Les demandeurs soutiennent à l’audience que le syndic aurait en réalité perçu la totalité des 4038,34 €. Cependant, ils ne produisent aucune écriture comptable, compte rendu d’assemblée générale ou tout document bancaire attestant du montant dudit virement.
Le mail de l’expert lui-même (pièce 2) indique concernant les parties communes et privatives “ la première indemnité est de 7 011,34 € franchise de 120 € déduite, l’indemnité différée est de 3232,79 € sous présentation des factures, indemnité totale : 10 244,13 € acompte déjà versé de 8 000 € sauf erreur de ma part à déduire de l’indemnité totale.” Enfin, les calculs produits en pièce 4, dont l’auteur n’est ni déterminé ni déterminable, ne saurait permettre d’établir une erreur de montant de l’indemnité non différée.
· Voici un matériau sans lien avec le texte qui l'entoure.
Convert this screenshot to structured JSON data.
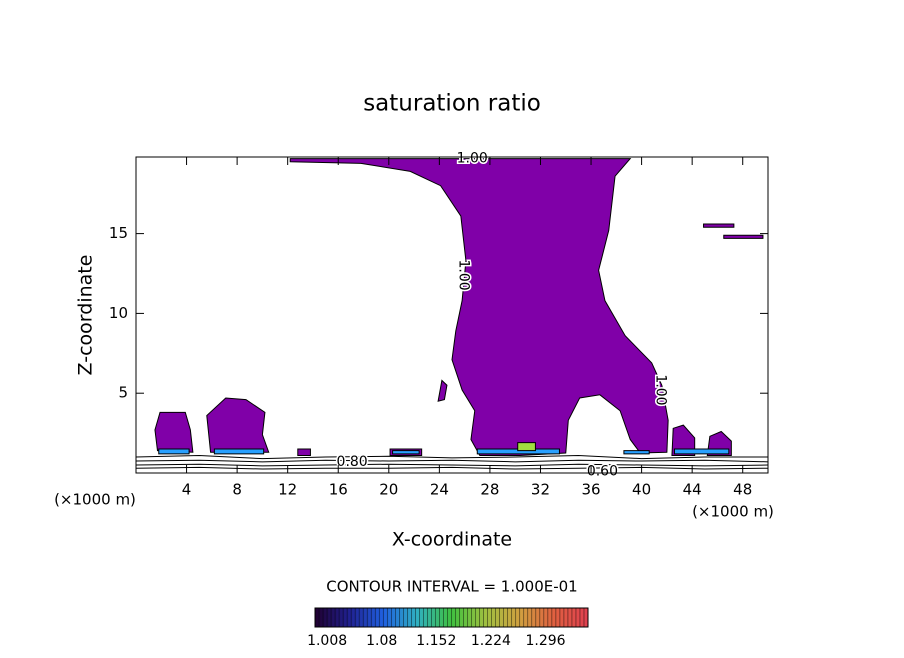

Dès lors, les époux [D] ne rapportent pas la preuve de la perception par le syndic d’une indemnisation supérieure à celle qui leur a été redistribuée.
Dans ces conditions, en l’absence d’établissement d’une faute de gestion imputable à la SAS Square Habitat, les époux [D] seront déboutés de leur demande de dommages et intérêts au titre de leur préjudice économique.
Sur les frais de relance et contentieuxL’article 10-1 de la loi du 10 juillet 1965 dispose que « sont imputables au seul copropriétaire concerné : a) Les frais nécessaires exposés par le syndicat, notamment les frais de mise en demeure, de relance »
Ainsi, le recouvrement des charges entre dans les missions du syndic, mandaté pour cela par le syndicat des copropriétaires. Par conséquent, les modalités de mise en œuvre des frais de relance et de contentieux ne relèvent pas du syndic en lui-même, mais du syndicat des copropriétaires.
Comme il a été précédemment établi, seule la demande indemnitaire des époux [D] au titre d’une faute de gestion du syndic est recevable.
En l’espèce, les époux [D], qui ne contestent pas avoir réalisé à leur initiative une compensation d’office entre leurs charges de copropriété et la somme qu’ils estimaient leur revenir au titre de l’indemnisation d’assurance, n’établissent aucune faute du syndic dans l’émission des frais contestés.
Dans ces conditions, les époux [D] seront déboutés de leur demande de dommages et intérêts au titre de leur préjudice économique relatif aux frais de relance et de contentieux.
Sur la demande au titre du préjudice moralEn l’absence de faute établie, les époux [D] seront déboutés de leur demande de dommages et intérêts au titre de leur préjudice moral à l’encontre de la SAS Square Habitat.
Sur les dépens :
Aux termes de l’article 696 du code de procédure civile, la partie perdante est condamnée aux dépens, à moins que le juge, par décision motivée, n’en mette la totalité ou une fraction à la charge de l’autre partie.